Liga Sprawiedliwości. Ben Affleck nie zna swojej przyszłości w uniwersum
Ben Affleck – gwiazda Ligi Sprawiedliwości, nie jest pewien czy będzie wcielał się w Batmana, po solowym filmie o tym bohaterze.
Po ogłoszeniu, iż Ben Affleck wcieli się w Batmana, wielu fanów komiksów i kina komiksowego powątpiewało czy aktor jest odpowiednią osobą do tej właśnie roli. Po premierze Batman v Superman, jako jeden z jego lepszych elementów tego widowiska wymieniano właśnie grę Afflecka. Gwiazdora ponownie w kostiumie gacka, będziemy mogli zobaczyć już za kilkanaście dni, gdy w kinach pojawi się w Liga Sprawiedliwości, będzie to jego trzeci występ w roli mrocznego rycerza.
Szef Marvela czeka na Ligę Sprawiedliwości
W wywiadzie dla Extra, Affleck i Jason Momoa (Aquaman), rozmawiali o najnowszej produkcji DC. W pewnym momencie, Momoa zdradził, iż chciałby poprowadzić Saturday Night Live, Affleckowi w przeszłości udało się to 5 razy. To doprowadziło do pytania o to, czy również dane mu będzie pięciokrotnie zakładać kostium Batmana (występ w Lidze Sprawiedliwości będzie jego trzecim). Gwiazdor udzielił wypowiedzi, w której podkreślił, iż nie jest w stanie zadeklarować tego w tej chwili.

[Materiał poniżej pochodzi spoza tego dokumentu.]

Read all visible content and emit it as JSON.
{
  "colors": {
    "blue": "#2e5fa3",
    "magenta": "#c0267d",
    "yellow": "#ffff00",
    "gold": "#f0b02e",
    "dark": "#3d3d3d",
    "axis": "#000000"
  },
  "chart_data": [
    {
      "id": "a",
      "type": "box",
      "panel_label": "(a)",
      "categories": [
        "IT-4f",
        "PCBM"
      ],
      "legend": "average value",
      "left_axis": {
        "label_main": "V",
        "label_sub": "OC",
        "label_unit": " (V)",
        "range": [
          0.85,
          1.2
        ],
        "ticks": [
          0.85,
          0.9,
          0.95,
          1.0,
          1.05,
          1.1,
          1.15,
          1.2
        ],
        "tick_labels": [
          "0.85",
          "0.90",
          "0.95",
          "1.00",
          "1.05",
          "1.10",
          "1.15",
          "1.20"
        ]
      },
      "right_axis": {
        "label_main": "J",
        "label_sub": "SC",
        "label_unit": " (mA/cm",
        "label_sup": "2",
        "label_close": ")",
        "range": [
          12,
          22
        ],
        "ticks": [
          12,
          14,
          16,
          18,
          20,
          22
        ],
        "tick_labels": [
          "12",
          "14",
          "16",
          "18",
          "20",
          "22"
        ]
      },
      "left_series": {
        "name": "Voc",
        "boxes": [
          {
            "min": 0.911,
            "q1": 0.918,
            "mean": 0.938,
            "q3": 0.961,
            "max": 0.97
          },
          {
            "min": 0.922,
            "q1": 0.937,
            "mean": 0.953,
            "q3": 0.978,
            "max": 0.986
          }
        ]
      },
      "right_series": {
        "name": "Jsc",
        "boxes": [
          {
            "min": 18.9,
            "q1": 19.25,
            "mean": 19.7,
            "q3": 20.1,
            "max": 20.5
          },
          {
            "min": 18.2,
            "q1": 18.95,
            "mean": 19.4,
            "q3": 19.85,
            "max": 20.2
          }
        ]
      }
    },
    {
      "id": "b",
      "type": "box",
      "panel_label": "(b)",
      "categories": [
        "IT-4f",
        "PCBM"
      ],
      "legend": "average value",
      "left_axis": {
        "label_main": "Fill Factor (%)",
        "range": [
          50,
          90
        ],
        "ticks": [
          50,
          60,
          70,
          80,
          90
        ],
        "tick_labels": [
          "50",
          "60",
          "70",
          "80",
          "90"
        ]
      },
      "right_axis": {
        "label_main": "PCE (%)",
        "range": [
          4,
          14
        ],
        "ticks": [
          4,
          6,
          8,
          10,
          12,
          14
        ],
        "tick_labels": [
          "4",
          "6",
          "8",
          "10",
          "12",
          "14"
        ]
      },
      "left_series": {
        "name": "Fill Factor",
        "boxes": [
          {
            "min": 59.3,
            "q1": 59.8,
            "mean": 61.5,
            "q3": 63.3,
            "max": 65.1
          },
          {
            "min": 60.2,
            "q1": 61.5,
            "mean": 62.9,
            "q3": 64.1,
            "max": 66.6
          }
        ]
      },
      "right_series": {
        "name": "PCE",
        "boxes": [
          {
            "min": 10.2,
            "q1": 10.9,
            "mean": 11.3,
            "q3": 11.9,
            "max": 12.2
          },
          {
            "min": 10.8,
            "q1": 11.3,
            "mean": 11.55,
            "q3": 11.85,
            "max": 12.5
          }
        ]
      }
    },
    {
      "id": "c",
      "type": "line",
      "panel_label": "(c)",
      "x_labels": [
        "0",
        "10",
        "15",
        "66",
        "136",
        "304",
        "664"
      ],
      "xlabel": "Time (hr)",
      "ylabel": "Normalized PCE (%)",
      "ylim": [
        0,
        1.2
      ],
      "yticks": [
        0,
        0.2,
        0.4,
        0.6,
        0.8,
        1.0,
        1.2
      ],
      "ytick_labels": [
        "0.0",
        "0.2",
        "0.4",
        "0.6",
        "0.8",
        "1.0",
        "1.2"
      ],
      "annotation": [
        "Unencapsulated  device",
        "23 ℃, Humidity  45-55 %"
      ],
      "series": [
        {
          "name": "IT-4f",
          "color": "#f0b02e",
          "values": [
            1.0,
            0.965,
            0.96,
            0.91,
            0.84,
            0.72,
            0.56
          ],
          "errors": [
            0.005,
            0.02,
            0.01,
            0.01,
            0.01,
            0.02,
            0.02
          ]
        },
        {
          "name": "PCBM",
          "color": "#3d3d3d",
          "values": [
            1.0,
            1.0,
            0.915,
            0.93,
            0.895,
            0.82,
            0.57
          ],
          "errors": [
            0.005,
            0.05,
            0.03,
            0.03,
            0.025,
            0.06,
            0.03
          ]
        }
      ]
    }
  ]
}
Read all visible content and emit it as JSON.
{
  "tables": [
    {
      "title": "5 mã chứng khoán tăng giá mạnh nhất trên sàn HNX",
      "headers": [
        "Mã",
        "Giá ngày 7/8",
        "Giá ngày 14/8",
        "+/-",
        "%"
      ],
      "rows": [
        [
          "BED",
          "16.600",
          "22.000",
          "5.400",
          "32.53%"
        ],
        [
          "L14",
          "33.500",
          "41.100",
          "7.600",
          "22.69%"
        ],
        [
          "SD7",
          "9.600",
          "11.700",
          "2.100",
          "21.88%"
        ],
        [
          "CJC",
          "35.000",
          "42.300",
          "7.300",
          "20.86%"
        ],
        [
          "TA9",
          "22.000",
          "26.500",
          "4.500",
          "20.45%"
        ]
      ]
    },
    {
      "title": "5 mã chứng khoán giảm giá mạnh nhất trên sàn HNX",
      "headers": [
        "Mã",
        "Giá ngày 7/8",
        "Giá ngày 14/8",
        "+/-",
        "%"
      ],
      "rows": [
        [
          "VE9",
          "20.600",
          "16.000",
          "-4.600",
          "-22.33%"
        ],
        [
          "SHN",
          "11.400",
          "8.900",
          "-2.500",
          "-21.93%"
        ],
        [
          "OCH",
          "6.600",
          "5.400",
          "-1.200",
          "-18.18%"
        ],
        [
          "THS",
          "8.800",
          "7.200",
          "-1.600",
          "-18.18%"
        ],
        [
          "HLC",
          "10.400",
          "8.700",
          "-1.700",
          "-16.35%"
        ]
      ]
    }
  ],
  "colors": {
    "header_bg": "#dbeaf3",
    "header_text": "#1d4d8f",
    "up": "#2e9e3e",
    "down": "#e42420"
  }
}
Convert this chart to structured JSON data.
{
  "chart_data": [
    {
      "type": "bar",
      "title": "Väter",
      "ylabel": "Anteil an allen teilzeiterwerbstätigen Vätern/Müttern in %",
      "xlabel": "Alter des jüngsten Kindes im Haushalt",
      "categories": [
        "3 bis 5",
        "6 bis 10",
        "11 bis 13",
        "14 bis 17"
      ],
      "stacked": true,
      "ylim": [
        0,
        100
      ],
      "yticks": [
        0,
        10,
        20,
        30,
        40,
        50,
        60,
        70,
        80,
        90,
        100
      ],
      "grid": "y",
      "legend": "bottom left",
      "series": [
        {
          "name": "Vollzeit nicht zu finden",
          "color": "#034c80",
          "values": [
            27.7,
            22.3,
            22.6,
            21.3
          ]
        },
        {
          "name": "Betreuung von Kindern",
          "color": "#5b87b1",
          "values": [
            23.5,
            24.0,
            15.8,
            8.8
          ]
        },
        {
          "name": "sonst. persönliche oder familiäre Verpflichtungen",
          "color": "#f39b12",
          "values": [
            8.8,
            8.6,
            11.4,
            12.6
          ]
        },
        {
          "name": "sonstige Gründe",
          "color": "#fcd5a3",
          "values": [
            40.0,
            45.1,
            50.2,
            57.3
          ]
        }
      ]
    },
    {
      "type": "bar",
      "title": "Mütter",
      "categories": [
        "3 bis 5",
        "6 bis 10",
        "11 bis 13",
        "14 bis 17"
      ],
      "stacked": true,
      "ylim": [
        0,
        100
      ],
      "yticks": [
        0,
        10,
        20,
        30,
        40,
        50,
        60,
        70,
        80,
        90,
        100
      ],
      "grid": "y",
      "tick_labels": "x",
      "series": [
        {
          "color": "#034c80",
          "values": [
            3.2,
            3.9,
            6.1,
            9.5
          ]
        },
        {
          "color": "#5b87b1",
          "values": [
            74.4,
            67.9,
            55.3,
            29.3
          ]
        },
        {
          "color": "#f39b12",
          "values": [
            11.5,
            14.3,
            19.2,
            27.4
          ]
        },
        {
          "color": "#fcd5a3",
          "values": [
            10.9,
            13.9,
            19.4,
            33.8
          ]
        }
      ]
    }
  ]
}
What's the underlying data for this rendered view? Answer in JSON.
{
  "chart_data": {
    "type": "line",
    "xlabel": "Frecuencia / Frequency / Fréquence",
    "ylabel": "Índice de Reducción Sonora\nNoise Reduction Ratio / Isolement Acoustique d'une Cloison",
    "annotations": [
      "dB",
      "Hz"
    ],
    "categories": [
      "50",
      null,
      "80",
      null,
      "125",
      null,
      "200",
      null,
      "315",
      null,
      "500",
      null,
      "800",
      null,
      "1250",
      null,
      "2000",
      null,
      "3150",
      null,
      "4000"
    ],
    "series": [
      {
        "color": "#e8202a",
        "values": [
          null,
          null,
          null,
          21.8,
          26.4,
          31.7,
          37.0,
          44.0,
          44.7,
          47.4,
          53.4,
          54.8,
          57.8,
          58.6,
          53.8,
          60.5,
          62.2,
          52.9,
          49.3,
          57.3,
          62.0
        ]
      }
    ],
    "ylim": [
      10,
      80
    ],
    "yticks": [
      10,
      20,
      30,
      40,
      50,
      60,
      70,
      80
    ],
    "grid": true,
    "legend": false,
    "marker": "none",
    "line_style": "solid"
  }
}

To z pewnością doprowadzi do powrotu plotek o przyszłości aktora w filmach DC. Doniesienia te pojawiały się już w przeszłości, chociażby za sprawą Casey Afflecka – brata Bena – czy też „anonimowych informatorów”. Affleck i Matt Reeves – reżyser solowego filmu o Batmanie, komplementowali się już kilkukrotnie, wciąż jednak nie potwierdzono udziału Bena Afflecka w tym właśnie filmie.
Jeżeli jesteście fanami Battflecka, z pewnością zakreśliliście w kalendarzu 17-ego listopada, bo właśnie wtedy w kinach pojawi się Liga Sprawiedliwości.